The Rock Elephant Shrew feeds on small insects like ants and termites. During the day this species is dependent on shade and shelter, from which it manoeuvres to secure prey.
They have a long gestation period for such a small mammal, which lasts eight weeks. At birth the precocial young are fully haired and the eyes are open. Young can walk soon after birth. Females give birth to mostly two sets of twins during the wet summer months (September to March). Young are sexually mature at five to six weeks of age, and females can produce several litters during their lifespan.

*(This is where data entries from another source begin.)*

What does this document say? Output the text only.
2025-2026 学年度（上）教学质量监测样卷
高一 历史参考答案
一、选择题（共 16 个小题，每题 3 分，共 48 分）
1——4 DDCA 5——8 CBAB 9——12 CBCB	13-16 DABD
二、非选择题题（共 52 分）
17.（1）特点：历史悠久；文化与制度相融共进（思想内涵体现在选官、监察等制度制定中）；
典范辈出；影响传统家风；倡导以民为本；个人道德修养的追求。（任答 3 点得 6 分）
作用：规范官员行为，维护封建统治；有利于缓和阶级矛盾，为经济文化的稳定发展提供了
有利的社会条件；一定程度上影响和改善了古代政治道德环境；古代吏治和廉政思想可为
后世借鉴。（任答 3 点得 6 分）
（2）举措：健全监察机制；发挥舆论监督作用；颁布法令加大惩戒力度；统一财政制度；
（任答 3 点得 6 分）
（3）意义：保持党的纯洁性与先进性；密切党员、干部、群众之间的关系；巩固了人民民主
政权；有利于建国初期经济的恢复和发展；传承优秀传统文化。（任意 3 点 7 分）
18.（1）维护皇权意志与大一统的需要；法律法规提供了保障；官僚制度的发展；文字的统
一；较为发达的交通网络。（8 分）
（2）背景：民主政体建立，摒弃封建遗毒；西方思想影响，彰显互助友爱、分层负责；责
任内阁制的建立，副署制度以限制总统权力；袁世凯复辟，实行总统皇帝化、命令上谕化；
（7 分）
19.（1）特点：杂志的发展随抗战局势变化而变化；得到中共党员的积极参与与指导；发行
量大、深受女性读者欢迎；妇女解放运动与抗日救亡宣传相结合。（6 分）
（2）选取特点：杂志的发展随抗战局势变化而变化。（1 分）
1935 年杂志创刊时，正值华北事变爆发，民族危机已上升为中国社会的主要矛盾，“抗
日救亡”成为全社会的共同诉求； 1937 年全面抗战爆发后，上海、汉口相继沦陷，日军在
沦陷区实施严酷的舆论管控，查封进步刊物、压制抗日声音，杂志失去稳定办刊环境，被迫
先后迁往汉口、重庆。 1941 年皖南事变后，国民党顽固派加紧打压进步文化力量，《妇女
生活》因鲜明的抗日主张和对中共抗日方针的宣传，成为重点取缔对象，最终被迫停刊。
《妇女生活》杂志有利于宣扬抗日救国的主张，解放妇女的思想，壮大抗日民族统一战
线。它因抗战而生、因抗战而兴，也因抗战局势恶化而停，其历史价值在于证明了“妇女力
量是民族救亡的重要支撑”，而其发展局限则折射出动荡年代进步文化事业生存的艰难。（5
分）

The Eastern Rock Elephant Shrew is predominantly a diurnal species, occasionally crepuscular or even nocturnal during bright moonlit nights. It is solitary in habits, but occasionally seen in pairs, presumably during mating and is extremely agile, fast and sure-footed in the uneven terrain of their habitats.
When alarmed they communicate by loud foot-drumming and emitting a series of high-pitched squeaks which tail off to a sound that is barely audible. During vocalization with the mouth wide open, the head is held high and the elongated snout is curved back over the muzzle. Secretions from scent glands also form part of their communication system. Such scent glands are situated in the corners of the mouth, behind the ears and at the base of the tail.
Where they are found
The Eastern Rock Elephant Shrew is widely distributed in South Africa, occurring in the North West Province, Northern Province, Gauteng, Mpumalanga, the Free State, northern Eastern Cape Province and in the mountain regions of western KwaZulu-Natal and Lesotho.
This Elephant Shrew is quite common in most areas and not threatened, although populations are often isolated due to habitat restrictions. It inhabits areas with rock debris and boulders which offer abundant crevices for refuge and protection from raptors and other predators. Populations of lower densities can also occur on unbroken hill slopes, or isolated rocky outcrops on valley floors and plains.